第43話 前夜祭 ― 最後の乾杯
夜の赤梅センター。
祐也とタケルは、アオイの部屋を訪れていた。
扉を開けると、リビングには大型スクリーン。スポンサーのスポーツドリンクCMが流れていた。
「セレスティア如月アオイ新キャンペーン開始! 先着三百名にハンドタオルをプレゼント!」
画面には笑顔のアオイが登場し、キスマークつきタオルを振ってみせる。だがその実態は——部屋の片隅で内職をしているアキラだった。
「おいアオイ…このバスケ部上条に、いったい何をやらせてるんだ」祐也が眉間に皺を寄せる。
「えっ!この体育会系のアンドロイドって、お前たちの学校の生徒?なんでリップつけんだよ」タケルが爆笑する。
「僕のアキラは今、僕の代わりに仕事してるの」
「なんか気の毒だよな。アキラ」
「アンドロイド虐待だ」
「よし、あと二十枚。……これで三百」
アキラは唇をリップで染め、ひとつひとつタオルに押しつけ袋に入れていく。その手際は完全に職人のようだ。

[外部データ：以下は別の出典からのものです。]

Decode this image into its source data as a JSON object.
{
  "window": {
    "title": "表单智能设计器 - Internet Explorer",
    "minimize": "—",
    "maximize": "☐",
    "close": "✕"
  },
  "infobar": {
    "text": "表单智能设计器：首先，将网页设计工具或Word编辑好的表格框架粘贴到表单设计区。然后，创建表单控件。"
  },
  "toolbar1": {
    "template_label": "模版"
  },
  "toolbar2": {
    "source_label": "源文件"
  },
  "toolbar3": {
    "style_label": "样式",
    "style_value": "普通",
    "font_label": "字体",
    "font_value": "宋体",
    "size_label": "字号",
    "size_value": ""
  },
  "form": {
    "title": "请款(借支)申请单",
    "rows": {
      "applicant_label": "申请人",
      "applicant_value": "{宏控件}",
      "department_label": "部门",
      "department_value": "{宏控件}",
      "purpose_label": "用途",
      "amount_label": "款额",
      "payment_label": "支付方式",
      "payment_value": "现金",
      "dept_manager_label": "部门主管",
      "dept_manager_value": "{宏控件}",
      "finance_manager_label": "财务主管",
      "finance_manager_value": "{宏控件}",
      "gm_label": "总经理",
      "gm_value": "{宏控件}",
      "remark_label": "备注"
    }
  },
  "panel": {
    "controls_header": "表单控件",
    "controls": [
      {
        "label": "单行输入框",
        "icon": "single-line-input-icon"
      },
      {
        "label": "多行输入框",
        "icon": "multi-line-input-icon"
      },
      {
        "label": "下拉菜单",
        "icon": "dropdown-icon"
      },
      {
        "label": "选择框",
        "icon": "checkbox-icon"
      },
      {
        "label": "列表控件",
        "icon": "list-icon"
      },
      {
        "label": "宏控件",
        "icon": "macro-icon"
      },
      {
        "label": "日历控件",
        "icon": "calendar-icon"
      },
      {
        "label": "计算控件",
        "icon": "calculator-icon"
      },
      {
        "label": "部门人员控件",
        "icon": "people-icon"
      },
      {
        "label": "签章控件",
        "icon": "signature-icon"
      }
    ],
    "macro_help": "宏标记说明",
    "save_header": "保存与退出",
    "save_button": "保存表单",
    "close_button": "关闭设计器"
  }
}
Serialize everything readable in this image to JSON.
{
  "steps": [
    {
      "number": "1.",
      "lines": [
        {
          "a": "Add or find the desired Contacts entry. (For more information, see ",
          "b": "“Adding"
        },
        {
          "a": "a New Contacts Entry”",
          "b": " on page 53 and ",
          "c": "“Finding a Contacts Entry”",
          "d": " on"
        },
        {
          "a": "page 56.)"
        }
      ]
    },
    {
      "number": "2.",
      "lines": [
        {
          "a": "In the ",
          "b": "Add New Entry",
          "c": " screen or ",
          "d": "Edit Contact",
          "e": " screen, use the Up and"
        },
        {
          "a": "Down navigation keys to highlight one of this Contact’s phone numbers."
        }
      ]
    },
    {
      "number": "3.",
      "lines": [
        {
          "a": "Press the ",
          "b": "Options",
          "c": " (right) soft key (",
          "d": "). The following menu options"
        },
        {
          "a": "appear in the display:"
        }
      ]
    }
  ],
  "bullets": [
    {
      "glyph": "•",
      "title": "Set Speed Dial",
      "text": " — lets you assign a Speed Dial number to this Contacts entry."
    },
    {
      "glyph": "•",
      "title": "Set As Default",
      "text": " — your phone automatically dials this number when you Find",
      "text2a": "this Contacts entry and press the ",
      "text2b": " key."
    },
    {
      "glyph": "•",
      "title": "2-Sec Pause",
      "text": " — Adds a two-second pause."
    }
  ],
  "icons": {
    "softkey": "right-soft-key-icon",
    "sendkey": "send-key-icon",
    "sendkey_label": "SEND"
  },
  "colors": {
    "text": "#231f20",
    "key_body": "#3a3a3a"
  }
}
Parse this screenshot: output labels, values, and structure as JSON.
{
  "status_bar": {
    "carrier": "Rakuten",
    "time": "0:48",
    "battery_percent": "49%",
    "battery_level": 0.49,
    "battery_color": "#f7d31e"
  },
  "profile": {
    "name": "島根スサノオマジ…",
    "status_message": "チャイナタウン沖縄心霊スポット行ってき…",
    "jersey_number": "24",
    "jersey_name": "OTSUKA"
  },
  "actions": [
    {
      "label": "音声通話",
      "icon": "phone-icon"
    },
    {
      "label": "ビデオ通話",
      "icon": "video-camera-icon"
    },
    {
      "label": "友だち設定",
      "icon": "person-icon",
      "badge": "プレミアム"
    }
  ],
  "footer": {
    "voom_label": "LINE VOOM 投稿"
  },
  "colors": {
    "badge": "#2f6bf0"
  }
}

ジャグジーの湯気の中で寛ぐアオイが肩をすくめる。「ほらね、僕の唇が荒れたら商品にならないだろ? だからアキラ担当」
タケルが呆れた声を漏らす。「自由だな、アイツ……」
「絶対、本物の晃はそんなことしないぞ。俺の友達だけど 」
祐也も同級生にそっくりなアンドロイドの様子に、思わず顔をしかめる。
やがてアキラが袋を整え立ち上がった。
「では、会場に届けてまいります」
「行ってらっしゃい」アオイが軽く手を振る。
アキラは荷物を抱えて退出した。
室内に三人だけが残る。アオイが真顔に戻り、声を潜める。「——いいか、当日。教官たちがこの“特製ドリンク”を飲んだら、トイレに駆け込む。その隙にナノシートを起動させアバターを動かす。俺たちは“空席”のまま抜け出すんだ」
タケルが頷く。
「ロンが通路を加工してくれるんだろ?」
「そう。監視カメラには俺たちの姿は映らない」
祐也は口を開く。
「万一俺たちが捕まったらどうする」
「俺らは誘拐されそうになったことにする」
アオイはソファ横のバッグを示した。
「もし,そうなっても隼人のノートとブレスレット。これだけはジンたちに託す」
重苦しい沈黙。祐也はバッグに手を置き、深く息を吐いた。——ここから先はもう、後戻りできない。
「……わかった。最後までやり遂げる」
アオイはグラスを掲げ、笑顔を作った。
「じゃあ、乾杯だ。前夜祭っぽくね」
三人は小さくグラスを合わせた。
湯気の奥、ジャグジーで揺れるアオイの影。それは、明日を境に失われる平穏の最後の幻のようだった。